Schultz family Wayne Estate house at 211 Walnut Ave. – interior pictures

The “Wayne Estate” houses built in the late ’80’s and early ’90’s by Wendell and Treat have always seemed to your columnist to form the never changing architectural background of Wayne and St. Davids. Many other houses, exemplifying more modern styles of building, appear in various parts of our two suburbs, some set in the midst of a block of those Wayne Estate houses, others built in sections of the township as yet undeveloped in the late 1900’s. At present the popular ranch type house in all of its variations seems to dot the landscape in every direction on every road on which one may drive.

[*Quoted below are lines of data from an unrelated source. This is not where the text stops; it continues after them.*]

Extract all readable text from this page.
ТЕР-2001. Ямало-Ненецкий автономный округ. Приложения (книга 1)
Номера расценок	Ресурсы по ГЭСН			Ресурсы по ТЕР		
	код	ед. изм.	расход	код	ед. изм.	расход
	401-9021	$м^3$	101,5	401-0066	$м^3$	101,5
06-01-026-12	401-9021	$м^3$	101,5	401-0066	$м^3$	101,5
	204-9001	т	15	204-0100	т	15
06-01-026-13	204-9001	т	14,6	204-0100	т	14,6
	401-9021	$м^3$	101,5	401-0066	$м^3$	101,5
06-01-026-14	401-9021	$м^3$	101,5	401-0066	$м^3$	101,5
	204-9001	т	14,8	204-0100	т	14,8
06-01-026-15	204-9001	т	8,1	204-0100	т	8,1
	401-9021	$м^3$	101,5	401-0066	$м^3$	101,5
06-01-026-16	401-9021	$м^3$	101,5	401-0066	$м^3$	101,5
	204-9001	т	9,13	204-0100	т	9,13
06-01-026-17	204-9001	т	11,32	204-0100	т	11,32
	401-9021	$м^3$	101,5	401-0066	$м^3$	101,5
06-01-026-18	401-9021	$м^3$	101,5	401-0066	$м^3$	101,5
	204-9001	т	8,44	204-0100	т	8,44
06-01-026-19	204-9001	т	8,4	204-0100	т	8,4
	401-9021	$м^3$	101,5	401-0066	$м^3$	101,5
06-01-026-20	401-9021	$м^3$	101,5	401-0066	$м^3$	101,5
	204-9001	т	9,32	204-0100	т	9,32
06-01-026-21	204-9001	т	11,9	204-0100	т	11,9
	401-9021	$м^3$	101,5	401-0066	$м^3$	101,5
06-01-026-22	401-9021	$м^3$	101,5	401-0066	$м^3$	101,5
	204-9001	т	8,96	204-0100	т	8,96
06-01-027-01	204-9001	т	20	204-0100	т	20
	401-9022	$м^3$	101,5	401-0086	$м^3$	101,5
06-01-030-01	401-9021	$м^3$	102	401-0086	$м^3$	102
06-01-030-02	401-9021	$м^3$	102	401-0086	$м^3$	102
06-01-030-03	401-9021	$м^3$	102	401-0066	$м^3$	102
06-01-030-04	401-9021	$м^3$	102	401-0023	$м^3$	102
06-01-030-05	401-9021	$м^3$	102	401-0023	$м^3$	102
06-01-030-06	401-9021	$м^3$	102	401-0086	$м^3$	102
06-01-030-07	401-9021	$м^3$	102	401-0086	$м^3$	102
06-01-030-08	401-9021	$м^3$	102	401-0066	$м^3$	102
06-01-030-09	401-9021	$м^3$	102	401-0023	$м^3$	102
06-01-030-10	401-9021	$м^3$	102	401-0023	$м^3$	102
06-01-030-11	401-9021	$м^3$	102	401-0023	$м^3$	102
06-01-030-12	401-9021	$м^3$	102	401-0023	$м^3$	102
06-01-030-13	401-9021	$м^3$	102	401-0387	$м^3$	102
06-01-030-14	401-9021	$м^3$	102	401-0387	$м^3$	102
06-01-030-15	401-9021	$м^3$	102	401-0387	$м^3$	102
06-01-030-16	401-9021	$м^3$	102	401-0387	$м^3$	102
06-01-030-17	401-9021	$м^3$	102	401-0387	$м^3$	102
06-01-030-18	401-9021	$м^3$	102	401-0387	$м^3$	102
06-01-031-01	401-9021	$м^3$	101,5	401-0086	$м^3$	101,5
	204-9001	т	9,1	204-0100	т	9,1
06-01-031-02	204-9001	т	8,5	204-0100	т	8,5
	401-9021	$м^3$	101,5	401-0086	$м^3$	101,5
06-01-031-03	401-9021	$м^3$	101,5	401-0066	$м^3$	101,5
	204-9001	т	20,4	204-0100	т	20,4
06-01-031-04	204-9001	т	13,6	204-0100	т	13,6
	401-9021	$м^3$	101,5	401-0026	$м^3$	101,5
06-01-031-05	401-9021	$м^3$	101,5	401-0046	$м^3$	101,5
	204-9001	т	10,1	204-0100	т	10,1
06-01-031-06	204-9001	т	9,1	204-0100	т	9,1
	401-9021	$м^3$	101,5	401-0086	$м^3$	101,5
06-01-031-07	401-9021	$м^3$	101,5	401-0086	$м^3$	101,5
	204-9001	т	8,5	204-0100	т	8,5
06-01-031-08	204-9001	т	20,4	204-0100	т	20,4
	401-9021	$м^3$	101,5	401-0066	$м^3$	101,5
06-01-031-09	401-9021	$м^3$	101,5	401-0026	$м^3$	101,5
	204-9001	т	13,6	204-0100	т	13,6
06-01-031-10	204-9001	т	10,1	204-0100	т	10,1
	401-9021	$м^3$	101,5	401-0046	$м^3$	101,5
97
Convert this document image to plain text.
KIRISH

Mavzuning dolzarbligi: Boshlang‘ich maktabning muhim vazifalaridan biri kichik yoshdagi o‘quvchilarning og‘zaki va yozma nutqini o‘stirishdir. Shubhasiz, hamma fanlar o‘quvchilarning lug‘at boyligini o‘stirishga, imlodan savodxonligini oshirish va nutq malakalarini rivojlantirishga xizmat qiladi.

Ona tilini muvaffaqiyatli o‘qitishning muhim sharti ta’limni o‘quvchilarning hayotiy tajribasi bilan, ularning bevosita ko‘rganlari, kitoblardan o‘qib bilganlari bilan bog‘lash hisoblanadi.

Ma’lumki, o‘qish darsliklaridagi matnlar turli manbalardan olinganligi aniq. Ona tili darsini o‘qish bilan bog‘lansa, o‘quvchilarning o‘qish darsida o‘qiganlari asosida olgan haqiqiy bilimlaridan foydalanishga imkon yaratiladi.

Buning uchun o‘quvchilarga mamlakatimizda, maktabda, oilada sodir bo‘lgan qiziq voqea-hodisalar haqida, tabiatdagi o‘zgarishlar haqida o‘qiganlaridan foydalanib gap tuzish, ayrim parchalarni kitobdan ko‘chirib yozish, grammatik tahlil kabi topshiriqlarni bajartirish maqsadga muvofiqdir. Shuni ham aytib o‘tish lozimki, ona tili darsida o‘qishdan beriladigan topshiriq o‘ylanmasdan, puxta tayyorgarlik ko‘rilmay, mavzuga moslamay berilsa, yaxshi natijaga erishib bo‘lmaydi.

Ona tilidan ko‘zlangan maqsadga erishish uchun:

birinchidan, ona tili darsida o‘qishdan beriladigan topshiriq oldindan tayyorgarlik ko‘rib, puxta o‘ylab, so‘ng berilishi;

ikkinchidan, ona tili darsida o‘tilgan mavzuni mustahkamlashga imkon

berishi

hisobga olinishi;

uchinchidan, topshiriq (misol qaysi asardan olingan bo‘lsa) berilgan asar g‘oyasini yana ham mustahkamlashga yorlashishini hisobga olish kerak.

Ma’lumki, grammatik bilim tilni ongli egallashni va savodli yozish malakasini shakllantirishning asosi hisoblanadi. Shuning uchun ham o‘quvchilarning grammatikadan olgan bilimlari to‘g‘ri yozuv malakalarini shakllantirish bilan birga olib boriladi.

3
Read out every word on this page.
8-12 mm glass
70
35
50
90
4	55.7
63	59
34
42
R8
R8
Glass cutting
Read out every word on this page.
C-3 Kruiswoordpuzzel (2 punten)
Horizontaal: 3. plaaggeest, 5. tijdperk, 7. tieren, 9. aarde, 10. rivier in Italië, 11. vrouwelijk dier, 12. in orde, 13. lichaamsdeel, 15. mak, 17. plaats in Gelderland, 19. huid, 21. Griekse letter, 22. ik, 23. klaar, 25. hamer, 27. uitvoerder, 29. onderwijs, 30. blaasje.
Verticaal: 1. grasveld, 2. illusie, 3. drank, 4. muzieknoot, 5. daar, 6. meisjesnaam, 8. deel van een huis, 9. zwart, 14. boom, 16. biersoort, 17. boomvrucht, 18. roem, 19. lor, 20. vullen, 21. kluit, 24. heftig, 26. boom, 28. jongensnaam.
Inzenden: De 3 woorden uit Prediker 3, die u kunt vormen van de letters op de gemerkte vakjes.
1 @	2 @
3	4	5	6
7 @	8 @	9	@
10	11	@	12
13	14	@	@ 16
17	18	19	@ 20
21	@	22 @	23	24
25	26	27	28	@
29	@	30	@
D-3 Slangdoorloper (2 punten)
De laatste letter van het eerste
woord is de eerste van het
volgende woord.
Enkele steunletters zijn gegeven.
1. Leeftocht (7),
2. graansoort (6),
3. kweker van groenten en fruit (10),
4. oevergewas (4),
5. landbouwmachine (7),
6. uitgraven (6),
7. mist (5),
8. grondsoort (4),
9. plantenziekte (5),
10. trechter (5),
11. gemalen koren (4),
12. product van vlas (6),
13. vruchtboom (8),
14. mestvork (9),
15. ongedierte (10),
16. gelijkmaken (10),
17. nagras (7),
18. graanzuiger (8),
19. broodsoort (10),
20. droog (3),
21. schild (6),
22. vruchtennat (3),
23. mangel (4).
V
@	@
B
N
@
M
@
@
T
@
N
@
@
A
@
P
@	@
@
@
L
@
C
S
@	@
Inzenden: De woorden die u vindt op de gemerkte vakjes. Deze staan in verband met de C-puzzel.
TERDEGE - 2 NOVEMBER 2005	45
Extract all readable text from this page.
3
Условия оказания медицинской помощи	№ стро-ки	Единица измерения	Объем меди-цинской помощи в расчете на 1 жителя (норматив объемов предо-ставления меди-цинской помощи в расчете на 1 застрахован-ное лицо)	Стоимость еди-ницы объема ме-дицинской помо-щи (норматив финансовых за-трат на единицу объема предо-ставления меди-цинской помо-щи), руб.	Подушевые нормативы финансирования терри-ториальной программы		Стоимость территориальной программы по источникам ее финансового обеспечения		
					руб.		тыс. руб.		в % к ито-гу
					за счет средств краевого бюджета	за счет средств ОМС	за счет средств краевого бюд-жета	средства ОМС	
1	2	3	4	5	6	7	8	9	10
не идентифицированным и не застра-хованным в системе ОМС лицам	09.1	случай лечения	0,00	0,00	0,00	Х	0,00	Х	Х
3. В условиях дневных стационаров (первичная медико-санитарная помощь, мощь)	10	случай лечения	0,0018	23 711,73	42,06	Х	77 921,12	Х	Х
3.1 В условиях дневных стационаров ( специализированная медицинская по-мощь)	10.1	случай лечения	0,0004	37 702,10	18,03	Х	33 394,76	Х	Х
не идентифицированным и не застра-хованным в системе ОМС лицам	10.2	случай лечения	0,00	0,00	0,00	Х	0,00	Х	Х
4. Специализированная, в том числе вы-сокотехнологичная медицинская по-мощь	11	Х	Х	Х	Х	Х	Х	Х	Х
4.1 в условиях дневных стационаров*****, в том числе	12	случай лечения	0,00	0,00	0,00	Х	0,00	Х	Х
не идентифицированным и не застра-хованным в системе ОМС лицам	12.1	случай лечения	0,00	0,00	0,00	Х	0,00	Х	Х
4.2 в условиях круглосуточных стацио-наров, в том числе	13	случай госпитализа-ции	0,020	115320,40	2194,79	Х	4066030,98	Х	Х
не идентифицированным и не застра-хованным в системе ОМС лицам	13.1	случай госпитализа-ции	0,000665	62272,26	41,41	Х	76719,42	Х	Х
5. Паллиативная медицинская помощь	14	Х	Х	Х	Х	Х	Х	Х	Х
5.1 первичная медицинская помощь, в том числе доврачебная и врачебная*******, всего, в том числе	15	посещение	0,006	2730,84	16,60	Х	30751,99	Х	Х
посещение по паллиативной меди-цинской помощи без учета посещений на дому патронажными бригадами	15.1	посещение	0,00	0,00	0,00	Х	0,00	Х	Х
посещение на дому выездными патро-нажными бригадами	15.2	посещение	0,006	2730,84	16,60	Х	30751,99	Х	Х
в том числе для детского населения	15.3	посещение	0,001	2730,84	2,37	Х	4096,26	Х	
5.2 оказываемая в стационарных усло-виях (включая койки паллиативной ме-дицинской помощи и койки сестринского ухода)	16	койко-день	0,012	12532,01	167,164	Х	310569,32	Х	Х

The Wayne Estate houses are certainly not beautiful – yet withall they have a dignity all their own, and certainly they have been substantially built. To this fact, anyone who has ever sought to make either exterior or interior alterations can testify – and there are few of these houses that have not been changed in one way or another in the 60 years or more since they were built. Yet “once a Wayne Estate house, always a Wayne Estate House”. There is no camouflaging their architectural style.

With all the structural changes that have taken place in most of these houses, there is even more change in the mode of furnishings. For the first time since your columnist has become interested in these houses, she has found some excellent photographs of interiors as shown in the three illustrations with today’s column. Like several other recent pictures, they are from the collection of George W. Schultz, who came to Wayne with his mother and father as a young man in 1888.


The first picture shows the hallway of the Schultz home, in the 200 block on Walnut avenue; the second the drawing room and the third the dining room. This was the Victorian era of furnishing, more formal and more ornate than any that has followed it. As the Schultz family had lived in Philadelphia, on West Franklin Square, before moving to the new suburb of Wayne, much of their furnishings perhaps came from “the town house”. At any rate these furnishings are probably typical of a really comfortable home that was “modern” in the middle eighties.


To some few these pictures will bring back some nostalgic memories of a childhood spent in just such comfortable and home-like surroundings. To others they will represent in general the home background of parents or even of grandparents, a background the present younger generation only knows through the eyes of an older generation. To that younger generation a “drawing room” is practically an unknown quantity!


But to all alike these pictures of one of the first Wayne Estate houses to be purchased and occupied will be of more than passing interest.